Heads on probation

All federal political parties experienced their share of disappointments in the election last Monday. Liberals from Justin trudeau, who failed in their bid to form a majority government by holding hasty elections, to the Conservatives ofErin O’Toole, who won fewer seats than in 2019, neither party met their goals after an election campaign that Canadians followed with mixed interest. If, in a democracy, the elections are never banal, it is clear that those of 2021 will not enter the political history of the country as being a strong moment in our collective life.

If all the leaders come out weakened from this campaign, none have experienced the total humiliation that the voters have inflicted on Annamie Paul, who finished fourth in his own riding of Toronto Center. Nationally, the Greens are back at square one after seeing their proportion of the popular vote drop below 3%.

The problems of Green Party of Canada go well beyond the inability of his leader to make his troops row in the same direction. Instead of focusing on the ecological issues that form the basis of this party’s raison d’être, green activists are tearing each other apart on identity issues of systemic racism and transphobia. By showing a flagrant lack of maturity, they succeeded in convincing voters that their party did not deserve their trust.

If the days of Mme Paul as leader are numbered, party activists will have to conduct a thorough examination of their conscience over the next few months if they want the party to become a real political choice again. The election of Ontario’s first Green MP, Mike Morrice, in Kitchener Center – thanks, in part, to the mid-campaign withdrawal of the Liberal candidate and incumbent MP due to allegations of sexual misconduct – makes a big difference. even to the Greens to keep hope.

An extremely disappointing electoral result

The head of New Democratic Party, Jagmeet Singh, kept smiling throughout election night on Monday. But his good humor could not hide the discontent in the NDP ranks at an extremely disappointing election result. With 25 elected, barely one more than in 2019, the NDP is once again the fourth party in the House of Commons.

The party failed to elect any candidate in the greater Toronto area outside of the riding of Hamilton Center, an NDP stronghold held by MP Matthew Green, the same one who congratulated the University professor ‘Ottawa Amir Attaran to resist “the racism he sees perpetuating in Quebec”.

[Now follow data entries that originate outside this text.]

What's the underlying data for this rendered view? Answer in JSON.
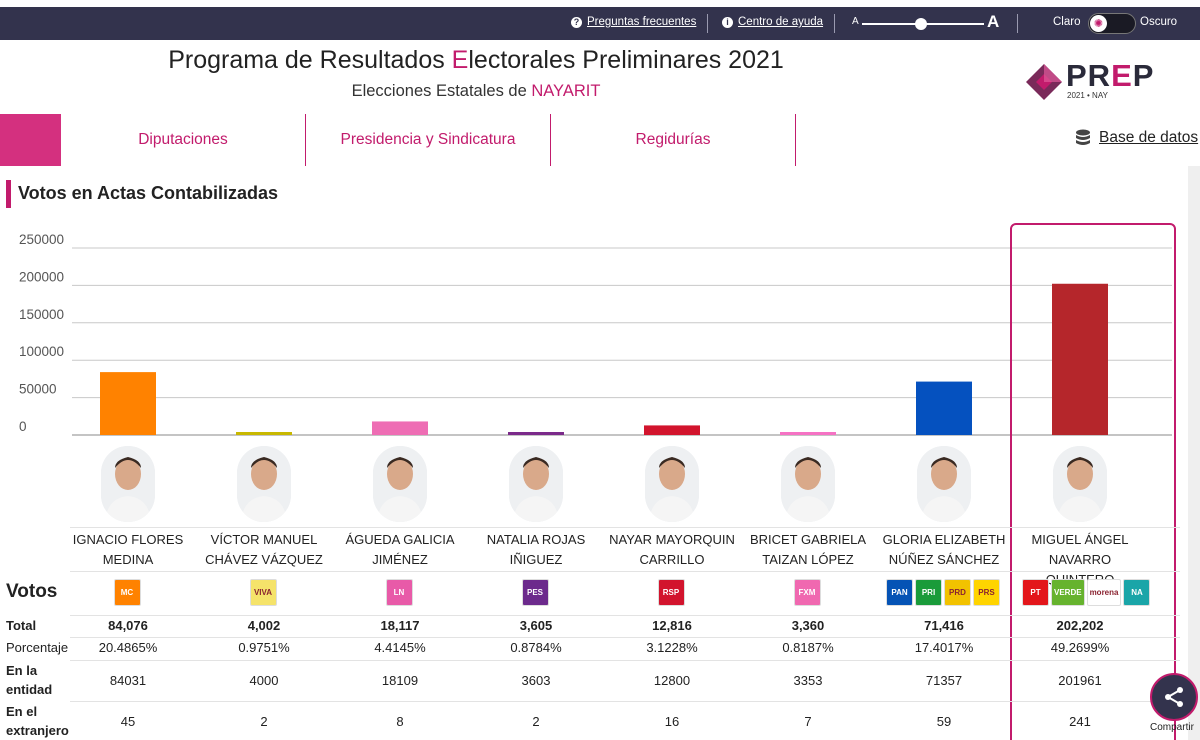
{
  "topbar": {
    "faq": "Preguntas frecuentes",
    "help": "Centro de ayuda",
    "font_small": "A",
    "font_large": "A",
    "theme_light": "Claro",
    "theme_dark": "Oscuro"
  },
  "header": {
    "title_pre": "Programa de Resultados ",
    "title_accent": "E",
    "title_post": "lectorales Preliminares 2021",
    "subtitle_pre": "Elecciones Estatales de ",
    "subtitle_state": "NAYARIT",
    "logo_pr": "PR",
    "logo_e": "E",
    "logo_p": "P",
    "logo_sub": "2021 • NAY"
  },
  "nav": {
    "tabs": [
      "Diputaciones",
      "Presidencia y Sindicatura",
      "Regidurías"
    ],
    "database": "Base de datos"
  },
  "section": {
    "title": "Votos en Actas Contabilizadas"
  },
  "chart_data": {
    "type": "bar",
    "categories": [
      "IGNACIO FLORES MEDINA",
      "VÍCTOR MANUEL CHÁVEZ VÁZQUEZ",
      "ÁGUEDA GALICIA JIMÉNEZ",
      "NATALIA ROJAS IÑIGUEZ",
      "NAYAR MAYORQUIN CARRILLO",
      "BRICET GABRIELA TAIZAN LÓPEZ",
      "GLORIA ELIZABETH NÚÑEZ SÁNCHEZ",
      "MIGUEL ÁNGEL NAVARRO QUINTERO"
    ],
    "values": [
      84076,
      4002,
      18117,
      3605,
      12816,
      3360,
      71416,
      202202
    ],
    "colors": [
      "#ff8200",
      "#c8b800",
      "#ee6db4",
      "#7b2a8a",
      "#d2142d",
      "#f572c4",
      "#0551bf",
      "#b5262b"
    ],
    "yticks": [
      "250000",
      "200000",
      "150000",
      "100000",
      "50000",
      "0"
    ],
    "ylim": [
      0,
      250000
    ],
    "grid": true
  },
  "table": {
    "header": "Votos",
    "candidates": [
      {
        "first": "IGNACIO FLORES",
        "last": "MEDINA",
        "parties": [
          {
            "name": "movimiento-ciudadano-icon",
            "color": "#ff8200",
            "text": "MC"
          }
        ],
        "total": "84,076",
        "pct": "20.4865%",
        "entidad": "84031",
        "extranjero": "45"
      },
      {
        "first": "VÍCTOR MANUEL",
        "last": "CHÁVEZ VÁZQUEZ",
        "parties": [
          {
            "name": "viva-icon",
            "color": "#f5e36a",
            "text": "VIVA"
          }
        ],
        "total": "4,002",
        "pct": "0.9751%",
        "entidad": "4000",
        "extranjero": "2"
      },
      {
        "first": "ÁGUEDA GALICIA",
        "last": "JIMÉNEZ",
        "parties": [
          {
            "name": "levantate-icon",
            "color": "#e85aa8",
            "text": "LN"
          }
        ],
        "total": "18,117",
        "pct": "4.4145%",
        "entidad": "18109",
        "extranjero": "8"
      },
      {
        "first": "NATALIA ROJAS",
        "last": "IÑIGUEZ",
        "parties": [
          {
            "name": "pes-icon",
            "color": "#6c2a8c",
            "text": "PES"
          }
        ],
        "total": "3,605",
        "pct": "0.8784%",
        "entidad": "3603",
        "extranjero": "2"
      },
      {
        "first": "NAYAR MAYORQUIN",
        "last": "CARRILLO",
        "parties": [
          {
            "name": "rsp-icon",
            "color": "#d2142d",
            "text": "RSP"
          }
        ],
        "total": "12,816",
        "pct": "3.1228%",
        "entidad": "12800",
        "extranjero": "16"
      },
      {
        "first": "BRICET GABRIELA",
        "last": "TAIZAN LÓPEZ",
        "parties": [
          {
            "name": "fuerza-mexico-icon",
            "color": "#f068b0",
            "text": "FXM"
          }
        ],
        "total": "3,360",
        "pct": "0.8187%",
        "entidad": "3353",
        "extranjero": "7"
      },
      {
        "first": "GLORIA ELIZABETH",
        "last": "NÚÑEZ SÁNCHEZ",
        "parties": [
          {
            "name": "pan-icon",
            "color": "#0553b5",
            "text": "PAN"
          },
          {
            "name": "pri-icon",
            "color": "#1a9b3a",
            "text": "PRI"
          },
          {
            "name": "prd-icon",
            "color": "#f2c200",
            "text": "PRD"
          },
          {
            "name": "pra-icon",
            "color": "#ffd400",
            "text": "PRS"
          }
        ],
        "total": "71,416",
        "pct": "17.4017%",
        "entidad": "71357",
        "extranjero": "59"
      },
      {
        "first": "MIGUEL ÁNGEL NAVARRO",
        "last": "QUINTERO",
        "parties": [
          {
            "name": "pt-icon",
            "color": "#e3161b",
            "text": "PT"
          },
          {
            "name": "pvem-icon",
            "color": "#66b32e",
            "text": "VERDE"
          },
          {
            "name": "morena-icon",
            "color": "#ffffff",
            "text": "morena"
          },
          {
            "name": "nueva-alianza-icon",
            "color": "#1aa5a8",
            "text": "NA"
          }
        ],
        "total": "202,202",
        "pct": "49.2699%",
        "entidad": "201961",
        "extranjero": "241"
      }
    ],
    "labels": {
      "total": "Total",
      "pct": "Porcentaje",
      "entidad_1": "En la",
      "entidad_2": "entidad",
      "extranjero_1": "En el",
      "extranjero_2": "extranjero"
    }
  },
  "share": {
    "label": "Compartir"
  }
}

Recall that last March, Professor Attaran described Quebec as “Northern Alabama” in a series of hyperbolic tweets. Singh did not see fit to call his MP to order, fearing to alienate NDP activists outside
of Quebec.

With his light tone and shallow videos posted on TikTok, Mr. Singh’s campaign lacked seriousness. The NDP platform, which foresaw $ 214 billion in new spending and sky-high tax hikes for “rich” Canadians, reinforced the impression of a party disconnected from reality. Singh’s refusal to say whether an NDP government would halt work already underway to double the capacity of the Trans Mountain pipeline in B.C. undermined his credibility with voters seeking an alternative to the Party. green.

On Monday, Mr. Singh won his constituency of Burnaby South in Vancouver by just 4,000 votes, by far the smallest majority of any party leader except Mr.me Paul and Maxime Bernier, also losing in his riding of Beauce. Anyone who believes Mr. Singh deserves another chance as leader of the NDP is playing ostrich. Their party failed to capitalize on the disaffection of progressive voters with the Liberals and the woes of the Green Party. And the main responsibility lies with Mr. Singh.

For his part, the head of Bloc Quebecois, Yves-Francois Blanchet, owes the result of her party to the moderator of the leaders’ debate in English, Shachi Kurl, whose tendentious question on “discriminatory laws” in Quebec gave Mr. Blanchet’s campaign the impetus it had until then. the lack.

Had it not been for this turn of events, the Bloc would certainly have lost several ridings in the greater Montreal area on Monday evening. Although the position of Mr. Blanchet at the head of the party is not threatened, the fact remains that the future of the Bloc seems uncertain. A party that depends above all on Quebec bashing in the rest of Canada to mobilize its voters is never far from its expiration date.